Right bundle branch block-type wide QRS complex tachycardia with a reversed R/S complex in lead V(6): Development and validation of electrocardiographic differentiation criteria
- Author(s)
- Minsu Kim; Chang Hee Kwon; Ji Hyun Lee; Ki Won Hwang; Hyung Oh Choi; Yong-Giun Kim; Kwang-No Lee; Jinhee Ahn; Hyoung-Seob Park; Gi-Byoung Nam
- Keimyung Author(s)
- Park, Hyoung Seob
- Department
- Dept. of Internal Medicine (내과학)
- Journal Title
- Heart Rhythm
- Issued Date
- 2020
- Volume
- 18
- Issue
- 2
- Keyword
- Differential diagnosis; Electrocardiography; Fascicular ventricular tachycardia; Supraventricular tachycardia; Ventricular tachycardia
- Abstract
- Background:
Differentiation of supraventricular tachycardia (SVT) with a right bundle branch block (RBBB) pattern from ventricular tachycardia (VT) is difficult, particularly when the R/S ratio in lead V6 is below 1.0.
Objective:
We sought to investigate the electrocardiographic criteria for distinguishing between these arrhythmias.
Methods:
We investigated electrocardiographic parameters from 111 consecutive patients who had RBBB pattern wide QRS complex tachycardia with a reversed R/S ratio in lead V6 (72 VTs, 39 SVTs). Diagnostic criteria from the previous algorithms were compared with our new criterion, the RS/QRS ratio, which was defined as the ratio of the interval from the onset of the QRS complex to the nadir of the S wave, divided by the QRS width in lead V6. The RS/QRS ratio was further tested in a prospective population (31 fascicular VTs, 29 SVTs).
Results:
The diagnostic accuracy of previous criteria (Brugada algorithm, Vereckei algorithm, and R-wave peak time criterion) was only modest. However, the RS/QRS ratio in lead V6 was significantly lower in SVT than in VT (0.36 ± 0.04 vs 0.50 ± 0.08; P < .001).
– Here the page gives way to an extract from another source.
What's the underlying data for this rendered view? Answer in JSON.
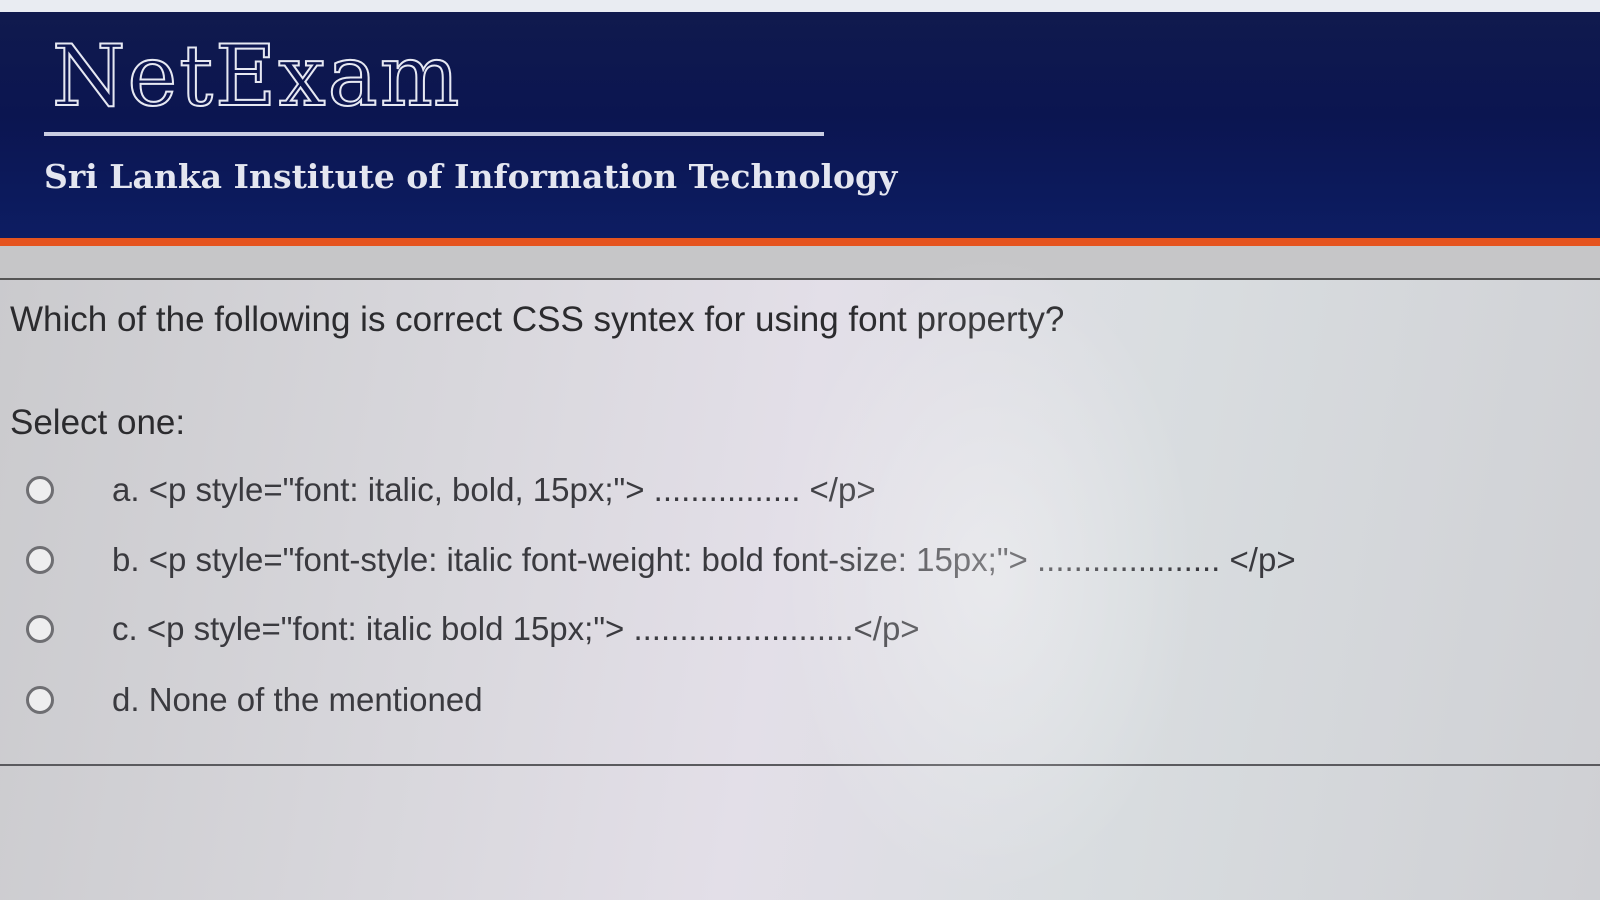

A cutoff value of the RS/QRS ratio >0.41 differentiated VT from SVT with a high diagnostic accuracy (sensitivity 97.2%; specificity 89.7%). When tested in a prospective population with fascicular VT, the diagnostic accuracy of the criteria was maintained (sensitivity 90.3%; specificity 86.2%).
Conclusion:
The RS/QRS ratio >0.41 in lead V6 is a simple and reliable index for distinguishing VT from SVT in RBBB pattern wide QRS complex tachycardia with a reversed R/S complex in lead V6. This criterion was particularly useful for the differential diagnosis of fascicular VT from RBBB pattern SVT.